São histórias de pessoas em que o animalzinho ajudou a sair da depressão e hoje são tudo na vida delas. As pessoas [e os bichos] se completam."
Silvia Pereira, veterinária
"Sou de Pedro Leopoldo, na Região Metropolitana de Belo Horizonte, e desde que cheguei em São Paulo adotei um cachorro atrás do outro, inclusive um com cinomose [doença canina altamente contagiosa], um vírus que pode deixar diversas sequelas neurológicas.
Sempre fui cachorreira. Meu avô era veterinário e tinha um monte de cães. Não sei viver sem cachorro, é coisa de afeto mesmo.
[Na profissão], o exemplo mais ilustrativo foi o de um cachorro de um acampamento de moradores de rua, o Rodrigo, que nasceu em uma ninhada de 13 filhotes. Foi uma comoção na Vila Mariana, todo mundo ajudou.
No dia do meu aniversário, ele foi atropelado e eu fiquei muito comovida quando uma pessoa ligou dizendo que a tutora estava abraçada com o cachorro no meio da rua.
Ela dizia que só ia entregá-lo se eu fosse lá confirmar que ele estava morto, pois ela não acreditava. Levei o cachorro [sem vida] para a clínica até a prefeitura recolhê-lo.

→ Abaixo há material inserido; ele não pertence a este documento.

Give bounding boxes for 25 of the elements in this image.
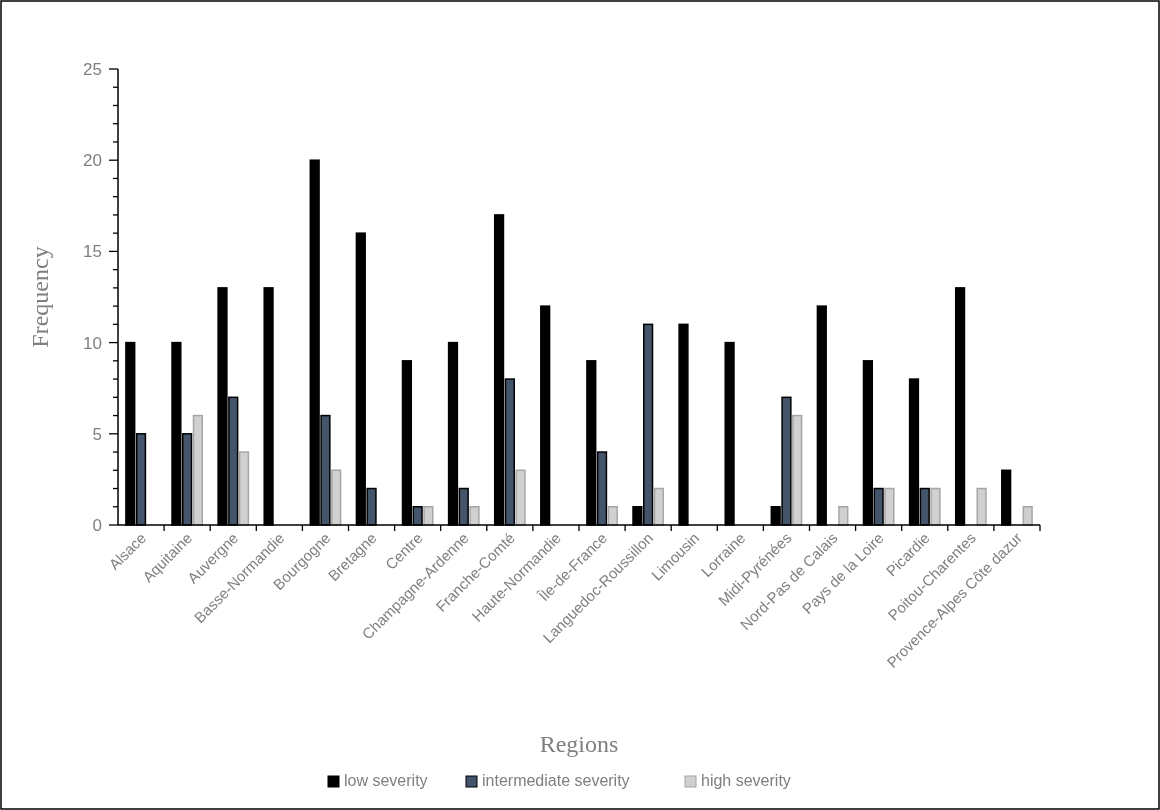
y-tick-label: 20 (83, 151, 102, 171)
bar (792, 414, 803, 526)
bar (192, 414, 204, 526)
bar (653, 487, 665, 526)
bar (884, 487, 895, 526)
bar (1022, 506, 1033, 526)
bar (976, 487, 987, 526)
y-tick-label: 0 (92, 515, 102, 535)
y-axis-title: Frequency (27, 246, 53, 348)
x-axis-title: Regions (539, 731, 619, 757)
y-tick-label: 10 (83, 333, 102, 353)
y-tick-label: 15 (83, 242, 102, 262)
bar (423, 506, 434, 526)
bar (238, 451, 250, 526)
legend-label: high severity (701, 772, 791, 789)
bar (607, 506, 618, 526)
legend-label: low severity (344, 772, 428, 789)
y-tick-label: 5 (92, 424, 102, 444)
bar (515, 469, 526, 526)
bar (930, 487, 941, 526)
bar (469, 506, 480, 526)
bar (331, 469, 342, 526)
legend-label: intermediate severity (482, 772, 630, 789)
y-tick-label: 25 (83, 59, 102, 79)
bar (838, 506, 849, 526)
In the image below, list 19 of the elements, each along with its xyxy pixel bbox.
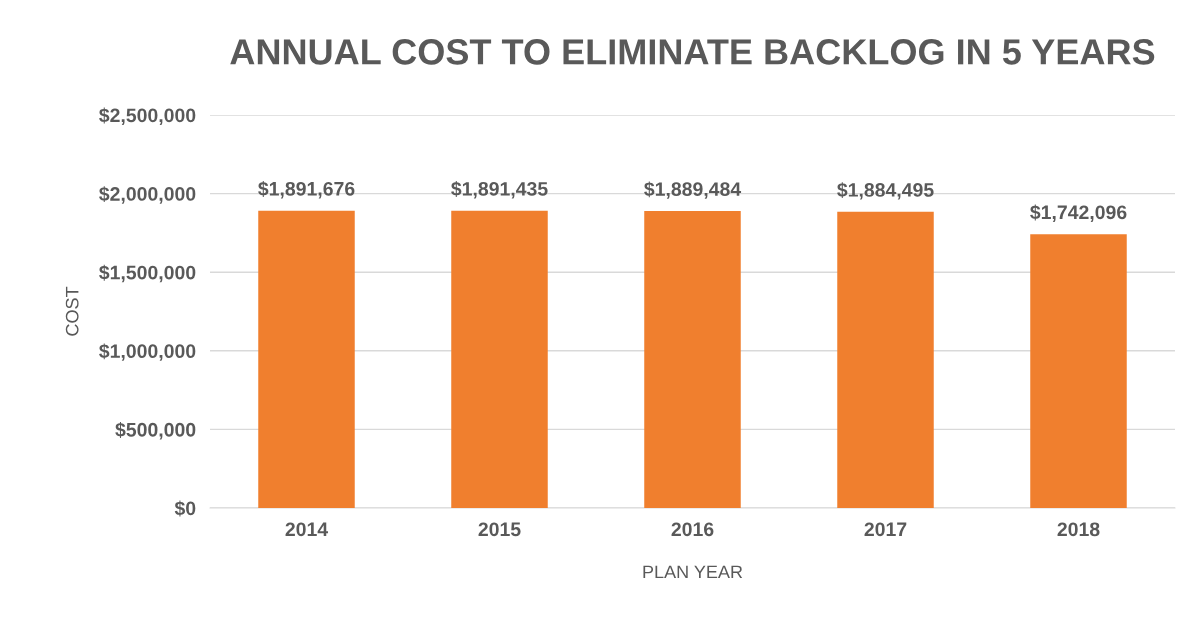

Pelo tanto que eles passam na vida e nos perdoam, a gente tem muito a aprender com eles."
Letícia Marques, cineasta
"Eu sempre quis ter um cachorro.
Quando me mudei para estudar em São Paulo, eu sofria de ansiedade e crise de pânico. Me recomendaram um cachorro porque dizem que é uma companhia, que eles acalmam e têm um sensor que percebe quando a pessoa está ficando alterada ou nervosa.
Na primeira semana, eu estava passeando com ele na rua e, para entrar no mercado, eu o deixei amarrado na coleira, do lado de fora.
Quando voltei, ele não estava mais lá, só a coleira. Cheguei até a procurar a polícia, mas veio um cara dizendo que o cachorro tinha entrado em um edifício. Ele estava me esperando no meu próprio prédio."
O documentário
Sem data prevista para entrar no circuito comercial, 'Vira-latas' já passou por festivais como o Santos Film Fest (SP), Festival de Cinema de Jaraguá do Sul (SC), o 5th Dog Film Festival (Roma) e o First-Time Filmmaker Sessions (Inglaterra).
Mas, durante entrevista por telefone, o diretor Daniel Torres adiantou que está organizando, quando for seguro, uma sessão especial com as participações de Max e da cadela Duquesa, em um centro cultural da capital paulista.